まず、日本電産については、新社長の関氏が大半を取り仕切る形になった初の説明会であった。同社の業績が好調に推移しているのは、衆目が一致することで、決算説明会を経たうえでのアナリストのコメントも概ね好意的なもので溢れていた。しかし、私は、日本電産の一時代が終わったという感覚を強く覚えた。一見すると、車載事業の拡大の流れの中で、自動車業界の経験が長い関社長が舵を取る日本電産の盤石な業績は揺るがないように思える。しかし、車載事業の拡大の道を切り開いたのは、永守会長だ。「道を切り開く」のは「流れに乗る」ことより何十倍も難しいと思う。更に、永守氏中心の説明会との比較で、関氏中心の今回の説明会が、何となくボヤっとしたものに思えた関係者は私一人ではなかろう。もっと端的に述べると、「カリスマ性の消失」である。その感覚に照らすと、PER(株価収益率)50倍前後という高いバリュエーションが気になってくるのではないか。今回の説明会後の日本電産株の鈍い動きの理由については、個々の投資家が検証し直す必要があるのかもしれない。

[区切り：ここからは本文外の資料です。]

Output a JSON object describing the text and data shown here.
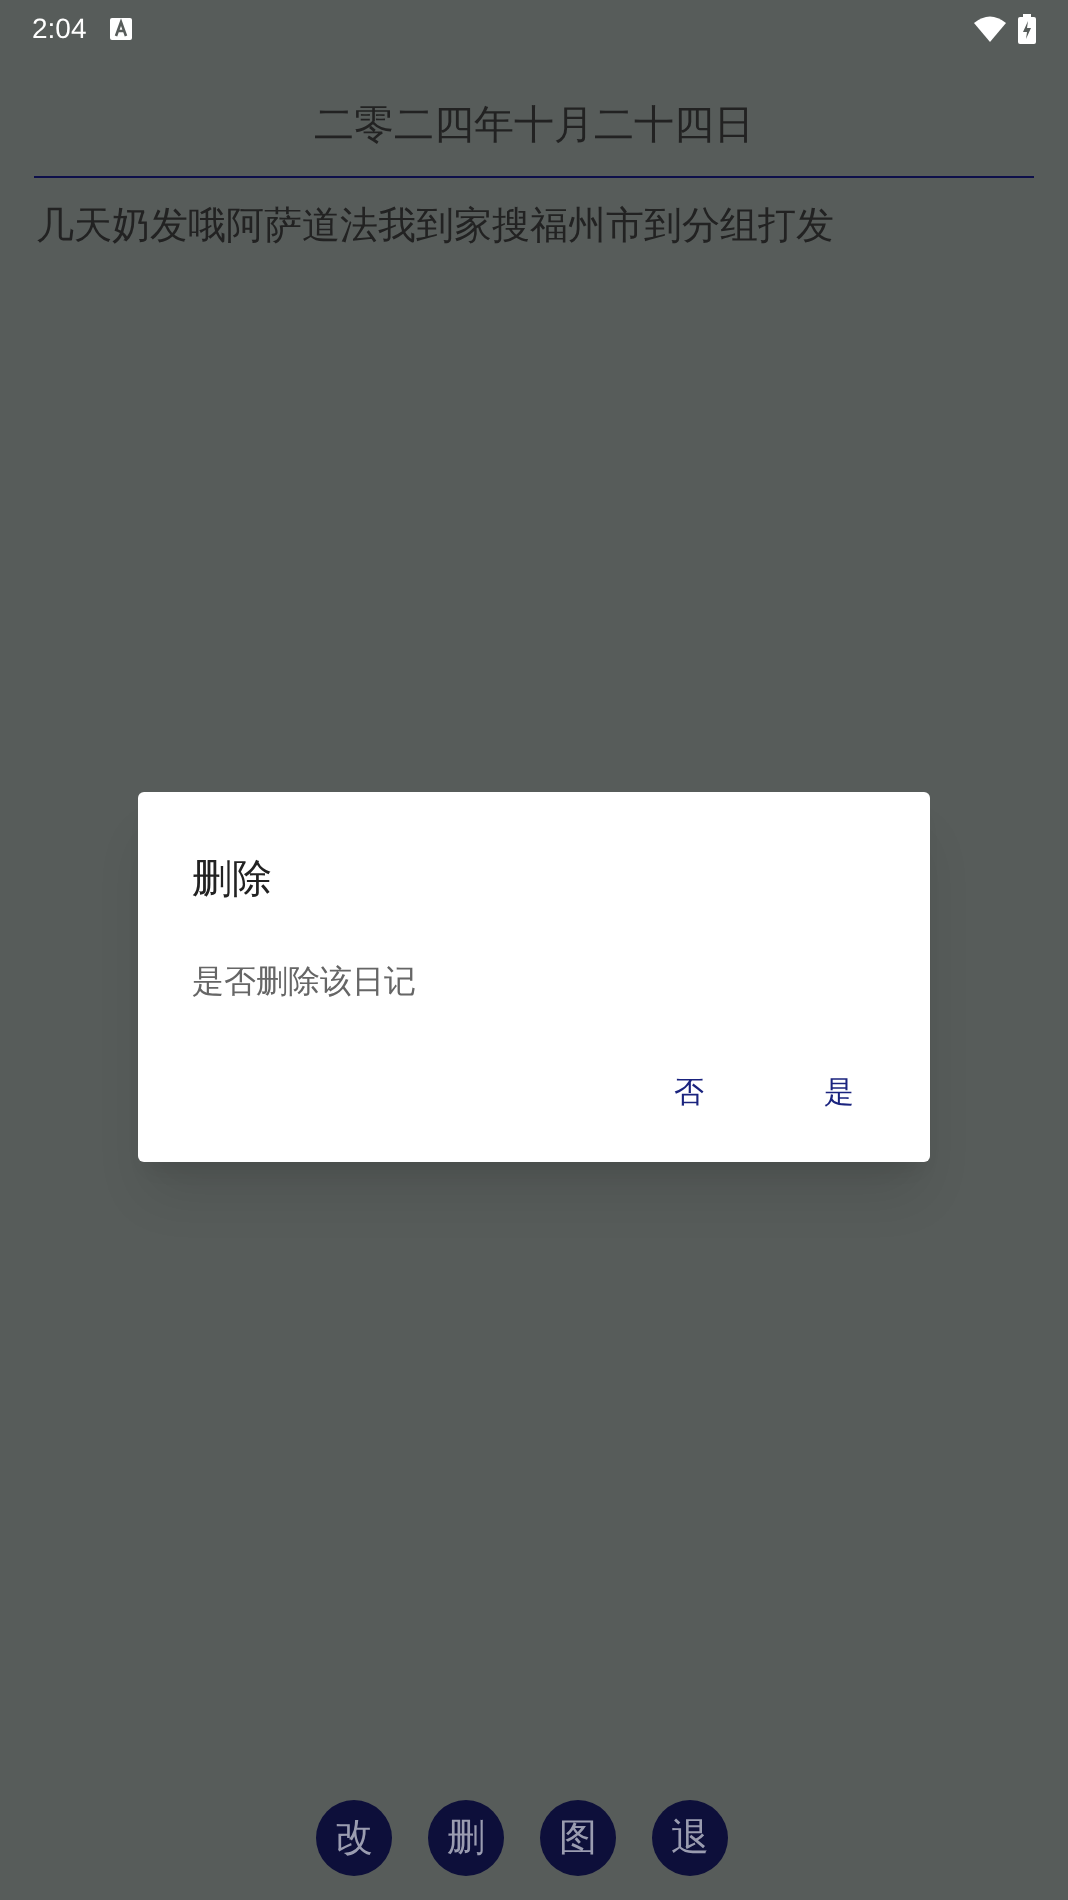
{
  "status_bar": {
    "time": "2:04"
  },
  "diary": {
    "date": "二零二四年十月二十四日",
    "content": "几天奶发哦阿萨道法我到家搜福州市到分组打发"
  },
  "dialog": {
    "title": "删除",
    "message": "是否删除该日记",
    "buttons": [
      "否",
      "是"
    ]
  },
  "actions": [
    "改",
    "删",
    "图",
    "退"
  ]
}
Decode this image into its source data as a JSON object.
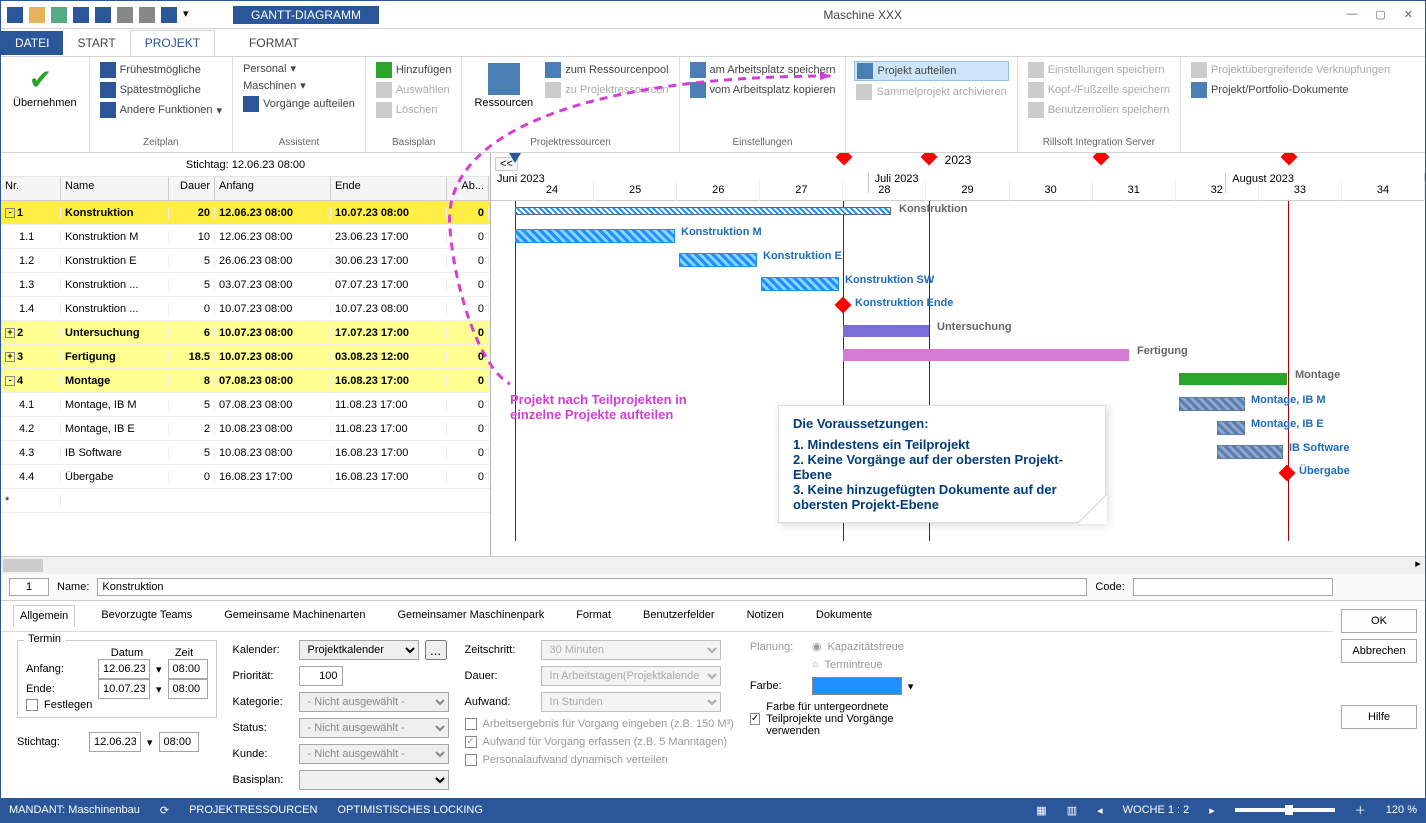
{
  "titlebar": {
    "contextual": "GANTT-DIAGRAMM",
    "title": "Maschine XXX"
  },
  "tabs": {
    "file": "DATEI",
    "start": "START",
    "projekt": "PROJEKT",
    "format": "FORMAT"
  },
  "ribbon": {
    "uebernehmen": "Übernehmen",
    "zeitplan": {
      "fruh": "Frühestmögliche",
      "spat": "Spätestmögliche",
      "andere": "Andere Funktionen",
      "label": "Zeitplan"
    },
    "assistent": {
      "personal": "Personal",
      "maschinen": "Maschinen",
      "vorgange": "Vorgänge aufteilen",
      "label": "Assistent"
    },
    "basisplan": {
      "hinzu": "Hinzufügen",
      "auswahl": "Auswählen",
      "loeschen": "Löschen",
      "label": "Basisplan"
    },
    "projres": {
      "res": "Ressourcen",
      "zum": "zum Ressourcenpool",
      "zup": "zu Projektressourcen",
      "label": "Projektressourcen"
    },
    "einst": {
      "am": "am Arbeitsplatz speichern",
      "vom": "vom Arbeitsplatz kopieren",
      "label": "Einstellungen"
    },
    "split": "Projekt aufteilen",
    "sammel": "Sammelprojekt archivieren",
    "ris": {
      "einst": "Einstellungen speichern",
      "kopf": "Kopf-/Fußzeile speichern",
      "benutzer": "Benutzerrollen speichern",
      "label": "Rillsoft Integration Server"
    },
    "right": {
      "verk": "Projektübergreifende Verknüpfungen",
      "dok": "Projekt/Portfolio-Dokumente"
    }
  },
  "stichtag_label": "Stichtag: 12.06.23 08:00",
  "backbtn": "<<",
  "gridcols": {
    "nr": "Nr.",
    "name": "Name",
    "dauer": "Dauer",
    "anfang": "Anfang",
    "ende": "Ende",
    "ab": "Ab..."
  },
  "rows": [
    {
      "nr": "1",
      "name": "Konstruktion",
      "dauer": "20",
      "anf": "12.06.23 08:00",
      "ende": "10.07.23 08:00",
      "ab": "0",
      "sum": true,
      "first": true,
      "exp": "-"
    },
    {
      "nr": "1.1",
      "name": "Konstruktion M",
      "dauer": "10",
      "anf": "12.06.23 08:00",
      "ende": "23.06.23 17:00",
      "ab": "0"
    },
    {
      "nr": "1.2",
      "name": "Konstruktion E",
      "dauer": "5",
      "anf": "26.06.23 08:00",
      "ende": "30.06.23 17:00",
      "ab": "0"
    },
    {
      "nr": "1.3",
      "name": "Konstruktion ...",
      "dauer": "5",
      "anf": "03.07.23 08:00",
      "ende": "07.07.23 17:00",
      "ab": "0"
    },
    {
      "nr": "1.4",
      "name": "Konstruktion ...",
      "dauer": "0",
      "anf": "10.07.23 08:00",
      "ende": "10.07.23 08:00",
      "ab": "0"
    },
    {
      "nr": "2",
      "name": "Untersuchung",
      "dauer": "6",
      "anf": "10.07.23 08:00",
      "ende": "17.07.23 17:00",
      "ab": "0",
      "sum": true,
      "exp": "+"
    },
    {
      "nr": "3",
      "name": "Fertigung",
      "dauer": "18.5",
      "anf": "10.07.23 08:00",
      "ende": "03.08.23 12:00",
      "ab": "0",
      "sum": true,
      "exp": "+"
    },
    {
      "nr": "4",
      "name": "Montage",
      "dauer": "8",
      "anf": "07.08.23 08:00",
      "ende": "16.08.23 17:00",
      "ab": "0",
      "sum": true,
      "exp": "-"
    },
    {
      "nr": "4.1",
      "name": "Montage, IB M",
      "dauer": "5",
      "anf": "07.08.23 08:00",
      "ende": "11.08.23 17:00",
      "ab": "0"
    },
    {
      "nr": "4.2",
      "name": "Montage, IB E",
      "dauer": "2",
      "anf": "10.08.23 08:00",
      "ende": "11.08.23 17:00",
      "ab": "0"
    },
    {
      "nr": "4.3",
      "name": "IB Software",
      "dauer": "5",
      "anf": "10.08.23 08:00",
      "ende": "16.08.23 17:00",
      "ab": "0"
    },
    {
      "nr": "4.4",
      "name": "Übergabe",
      "dauer": "0",
      "anf": "16.08.23 17:00",
      "ende": "16.08.23 17:00",
      "ab": "0"
    }
  ],
  "asterisk": "*",
  "timeline": {
    "year": "2023",
    "months": [
      "Juni 2023",
      "Juli 2023",
      "August 2023"
    ],
    "weeks": [
      "24",
      "25",
      "26",
      "27",
      "28",
      "29",
      "30",
      "31",
      "32",
      "33",
      "34"
    ]
  },
  "barlabels": {
    "konstruktion": "Konstruktion",
    "km": "Konstruktion M",
    "ke": "Konstruktion E",
    "ksw": "Konstruktion SW",
    "kend": "Konstruktion Ende",
    "unt": "Untersuchung",
    "fert": "Fertigung",
    "mont": "Montage",
    "mm": "Montage, IB M",
    "me": "Montage, IB E",
    "ibsw": "IB Software",
    "ueb": "Übergabe"
  },
  "annot1_a": "Projekt nach Teilprojekten in",
  "annot1_b": "einzelne Projekte aufteilen",
  "annot2": {
    "t": "Die Voraussetzungen:",
    "l1": "1. Mindestens ein Teilprojekt",
    "l2": "2. Keine Vorgänge auf der obersten Projekt-Ebene",
    "l3": "3. Keine hinzugefügten Dokumente auf der obersten Projekt-Ebene"
  },
  "detailbar": {
    "idx": "1",
    "name_lbl": "Name:",
    "name_val": "Konstruktion",
    "code_lbl": "Code:",
    "code_val": ""
  },
  "dtabs": [
    "Allgemein",
    "Bevorzugte Teams",
    "Gemeinsame Machinenarten",
    "Gemeinsamer Maschinenpark",
    "Format",
    "Benutzerfelder",
    "Notizen",
    "Dokumente"
  ],
  "term": {
    "legend": "Termin",
    "datum": "Datum",
    "zeit": "Zeit",
    "anfang": "Anfang:",
    "ende": "Ende:",
    "anf_d": "12.06.23",
    "anf_t": "08:00",
    "end_d": "10.07.23",
    "end_t": "08:00",
    "fest": "Festlegen",
    "stichtag": "Stichtag:",
    "st_d": "12.06.23",
    "st_t": "08:00"
  },
  "props": {
    "kal": "Kalender:",
    "kal_v": "Projektkalender",
    "prio": "Priorität:",
    "prio_v": "100",
    "kat": "Kategorie:",
    "not_sel": "- Nicht ausgewählt -",
    "status": "Status:",
    "kunde": "Kunde:",
    "basis": "Basisplan:"
  },
  "mid": {
    "zs": "Zeitschritt:",
    "zs_v": "30 Minuten",
    "dauer": "Dauer:",
    "dauer_v": "In Arbeitstagen(Projektkalender abh",
    "auf": "Aufwand:",
    "auf_v": "In Stunden",
    "cb1": "Arbeitsergebnis für Vorgang eingeben (z.B. 150 M³)",
    "cb2": "Aufwand für Vorgang erfassen (z.B. 5 Manntagen)",
    "cb3": "Personalaufwand dynamisch verteilen"
  },
  "right": {
    "plan": "Planung:",
    "kap": "Kapazitätstreue",
    "term": "Termintreue",
    "farbe": "Farbe:",
    "cb4": "Farbe für untergeordnete Teilprojekte und Vorgänge verwenden"
  },
  "btns": {
    "ok": "OK",
    "abbr": "Abbrechen",
    "hilfe": "Hilfe"
  },
  "status": {
    "mandant": "MANDANT: Maschinenbau",
    "pr": "PROJEKTRESSOURCEN",
    "ol": "OPTIMISTISCHES LOCKING",
    "woche": "WOCHE 1 : 2",
    "zoom": "120 %"
  }
}
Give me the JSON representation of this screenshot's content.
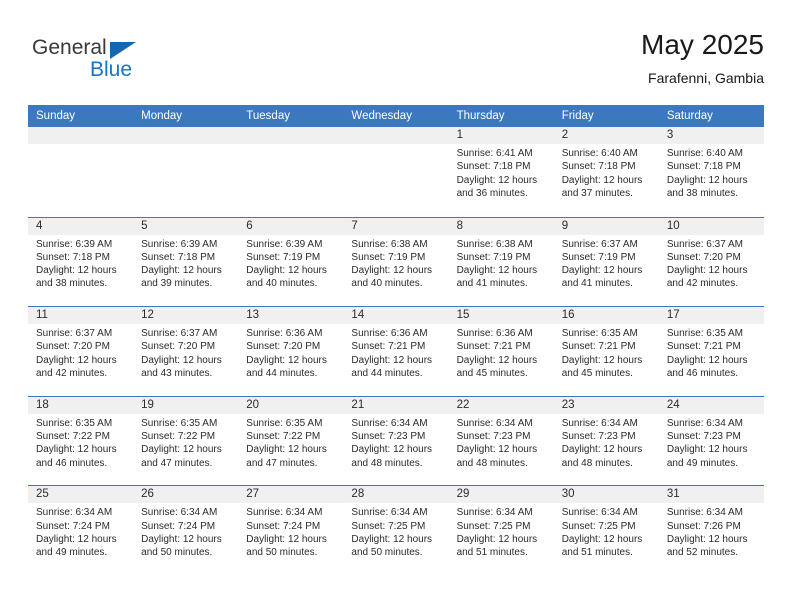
{
  "brand": {
    "name_top": "General",
    "name_bottom": "Blue",
    "triangle_color": "#1565b0",
    "blue_color": "#1874c4"
  },
  "header": {
    "title": "May 2025",
    "subtitle": "Farafenni, Gambia"
  },
  "theme": {
    "header_bg": "#3b78bf",
    "header_text": "#ffffff",
    "day_band_bg": "#f0f0f0",
    "row_divider": "#3b78bf"
  },
  "weekdays": [
    "Sunday",
    "Monday",
    "Tuesday",
    "Wednesday",
    "Thursday",
    "Friday",
    "Saturday"
  ],
  "weeks": [
    [
      {
        "day": "",
        "empty": true
      },
      {
        "day": "",
        "empty": true
      },
      {
        "day": "",
        "empty": true
      },
      {
        "day": "",
        "empty": true
      },
      {
        "day": "1",
        "sunrise": "Sunrise: 6:41 AM",
        "sunset": "Sunset: 7:18 PM",
        "daylight1": "Daylight: 12 hours",
        "daylight2": "and 36 minutes."
      },
      {
        "day": "2",
        "sunrise": "Sunrise: 6:40 AM",
        "sunset": "Sunset: 7:18 PM",
        "daylight1": "Daylight: 12 hours",
        "daylight2": "and 37 minutes."
      },
      {
        "day": "3",
        "sunrise": "Sunrise: 6:40 AM",
        "sunset": "Sunset: 7:18 PM",
        "daylight1": "Daylight: 12 hours",
        "daylight2": "and 38 minutes."
      }
    ],
    [
      {
        "day": "4",
        "sunrise": "Sunrise: 6:39 AM",
        "sunset": "Sunset: 7:18 PM",
        "daylight1": "Daylight: 12 hours",
        "daylight2": "and 38 minutes."
      },
      {
        "day": "5",
        "sunrise": "Sunrise: 6:39 AM",
        "sunset": "Sunset: 7:18 PM",
        "daylight1": "Daylight: 12 hours",
        "daylight2": "and 39 minutes."
      },
      {
        "day": "6",
        "sunrise": "Sunrise: 6:39 AM",
        "sunset": "Sunset: 7:19 PM",
        "daylight1": "Daylight: 12 hours",
        "daylight2": "and 40 minutes."
      },
      {
        "day": "7",
        "sunrise": "Sunrise: 6:38 AM",
        "sunset": "Sunset: 7:19 PM",
        "daylight1": "Daylight: 12 hours",
        "daylight2": "and 40 minutes."
      },
      {
        "day": "8",
        "sunrise": "Sunrise: 6:38 AM",
        "sunset": "Sunset: 7:19 PM",
        "daylight1": "Daylight: 12 hours",
        "daylight2": "and 41 minutes."
      },
      {
        "day": "9",
        "sunrise": "Sunrise: 6:37 AM",
        "sunset": "Sunset: 7:19 PM",
        "daylight1": "Daylight: 12 hours",
        "daylight2": "and 41 minutes."
      },
      {
        "day": "10",
        "sunrise": "Sunrise: 6:37 AM",
        "sunset": "Sunset: 7:20 PM",
        "daylight1": "Daylight: 12 hours",
        "daylight2": "and 42 minutes."
      }
    ],
    [
      {
        "day": "11",
        "sunrise": "Sunrise: 6:37 AM",
        "sunset": "Sunset: 7:20 PM",
        "daylight1": "Daylight: 12 hours",
        "daylight2": "and 42 minutes."
      },
      {
        "day": "12",
        "sunrise": "Sunrise: 6:37 AM",
        "sunset": "Sunset: 7:20 PM",
        "daylight1": "Daylight: 12 hours",
        "daylight2": "and 43 minutes."
      },
      {
        "day": "13",
        "sunrise": "Sunrise: 6:36 AM",
        "sunset": "Sunset: 7:20 PM",
        "daylight1": "Daylight: 12 hours",
        "daylight2": "and 44 minutes."
      },
      {
        "day": "14",
        "sunrise": "Sunrise: 6:36 AM",
        "sunset": "Sunset: 7:21 PM",
        "daylight1": "Daylight: 12 hours",
        "daylight2": "and 44 minutes."
      },
      {
        "day": "15",
        "sunrise": "Sunrise: 6:36 AM",
        "sunset": "Sunset: 7:21 PM",
        "daylight1": "Daylight: 12 hours",
        "daylight2": "and 45 minutes."
      },
      {
        "day": "16",
        "sunrise": "Sunrise: 6:35 AM",
        "sunset": "Sunset: 7:21 PM",
        "daylight1": "Daylight: 12 hours",
        "daylight2": "and 45 minutes."
      },
      {
        "day": "17",
        "sunrise": "Sunrise: 6:35 AM",
        "sunset": "Sunset: 7:21 PM",
        "daylight1": "Daylight: 12 hours",
        "daylight2": "and 46 minutes."
      }
    ],
    [
      {
        "day": "18",
        "sunrise": "Sunrise: 6:35 AM",
        "sunset": "Sunset: 7:22 PM",
        "daylight1": "Daylight: 12 hours",
        "daylight2": "and 46 minutes."
      },
      {
        "day": "19",
        "sunrise": "Sunrise: 6:35 AM",
        "sunset": "Sunset: 7:22 PM",
        "daylight1": "Daylight: 12 hours",
        "daylight2": "and 47 minutes."
      },
      {
        "day": "20",
        "sunrise": "Sunrise: 6:35 AM",
        "sunset": "Sunset: 7:22 PM",
        "daylight1": "Daylight: 12 hours",
        "daylight2": "and 47 minutes."
      },
      {
        "day": "21",
        "sunrise": "Sunrise: 6:34 AM",
        "sunset": "Sunset: 7:23 PM",
        "daylight1": "Daylight: 12 hours",
        "daylight2": "and 48 minutes."
      },
      {
        "day": "22",
        "sunrise": "Sunrise: 6:34 AM",
        "sunset": "Sunset: 7:23 PM",
        "daylight1": "Daylight: 12 hours",
        "daylight2": "and 48 minutes."
      },
      {
        "day": "23",
        "sunrise": "Sunrise: 6:34 AM",
        "sunset": "Sunset: 7:23 PM",
        "daylight1": "Daylight: 12 hours",
        "daylight2": "and 48 minutes."
      },
      {
        "day": "24",
        "sunrise": "Sunrise: 6:34 AM",
        "sunset": "Sunset: 7:23 PM",
        "daylight1": "Daylight: 12 hours",
        "daylight2": "and 49 minutes."
      }
    ],
    [
      {
        "day": "25",
        "sunrise": "Sunrise: 6:34 AM",
        "sunset": "Sunset: 7:24 PM",
        "daylight1": "Daylight: 12 hours",
        "daylight2": "and 49 minutes."
      },
      {
        "day": "26",
        "sunrise": "Sunrise: 6:34 AM",
        "sunset": "Sunset: 7:24 PM",
        "daylight1": "Daylight: 12 hours",
        "daylight2": "and 50 minutes."
      },
      {
        "day": "27",
        "sunrise": "Sunrise: 6:34 AM",
        "sunset": "Sunset: 7:24 PM",
        "daylight1": "Daylight: 12 hours",
        "daylight2": "and 50 minutes."
      },
      {
        "day": "28",
        "sunrise": "Sunrise: 6:34 AM",
        "sunset": "Sunset: 7:25 PM",
        "daylight1": "Daylight: 12 hours",
        "daylight2": "and 50 minutes."
      },
      {
        "day": "29",
        "sunrise": "Sunrise: 6:34 AM",
        "sunset": "Sunset: 7:25 PM",
        "daylight1": "Daylight: 12 hours",
        "daylight2": "and 51 minutes."
      },
      {
        "day": "30",
        "sunrise": "Sunrise: 6:34 AM",
        "sunset": "Sunset: 7:25 PM",
        "daylight1": "Daylight: 12 hours",
        "daylight2": "and 51 minutes."
      },
      {
        "day": "31",
        "sunrise": "Sunrise: 6:34 AM",
        "sunset": "Sunset: 7:26 PM",
        "daylight1": "Daylight: 12 hours",
        "daylight2": "and 52 minutes."
      }
    ]
  ]
}
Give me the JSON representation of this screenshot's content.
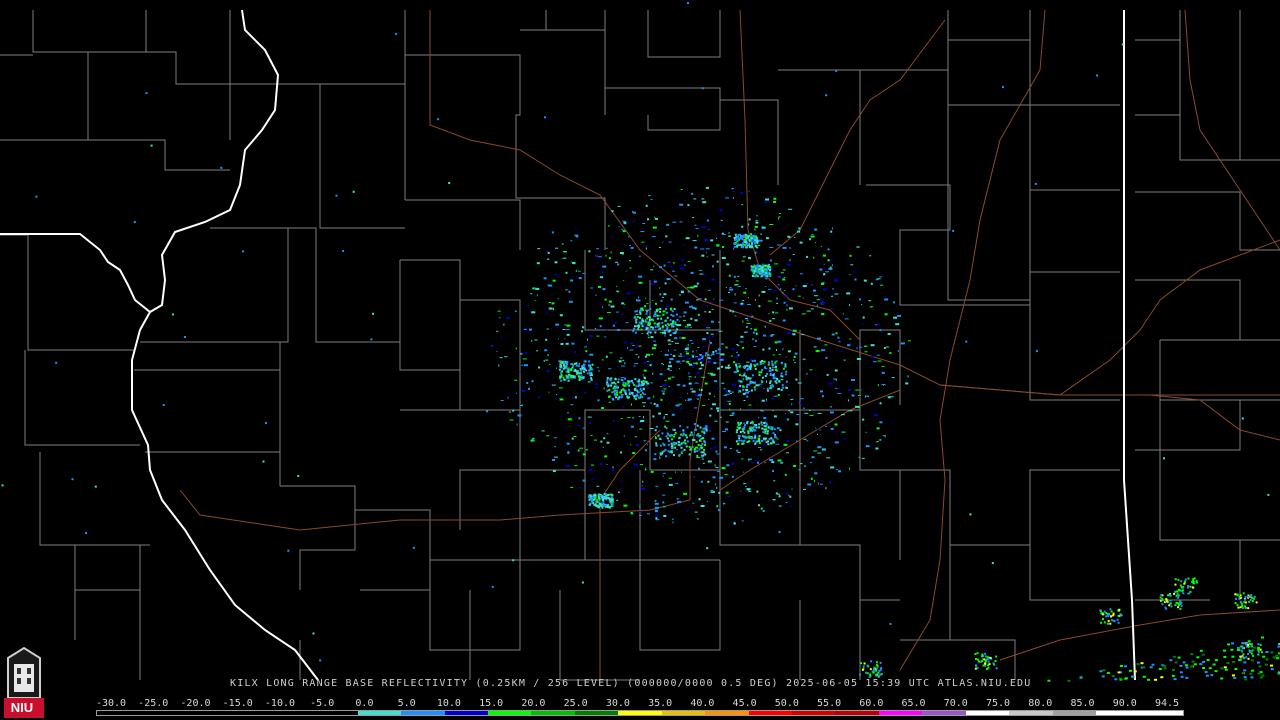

一方で、良品計画は、堂前新社長のお披露目の場となった。その説明会を経た上でのアナリストの反応は、はっきり言って消化不良という印象で、明確な判断を敢えて先延ばしにしている感を拭えなかった。しかし、私は、堂前氏の論理的かつ説得力ある説明に聞き入った。マッキンゼーでのコンサルティング経験、ファーストリテイリングでの役員経験、良品計画での役員経験が十分に反映された中期計画説明会に思えた。細かい解説は省くが、株式市場が待望していた「カリスマ性に溢れた経営者誕生」の瞬間に思えた。
総じて言えば、あくまで私の感覚だが、7月21日に日本企業の「カリスマ経営の興亡」の実例を見たような気がしている。PER50倍の日本電産とPER20倍弱の良品計画のバリュエーションが3年後にどうなっているか、大変興味深い。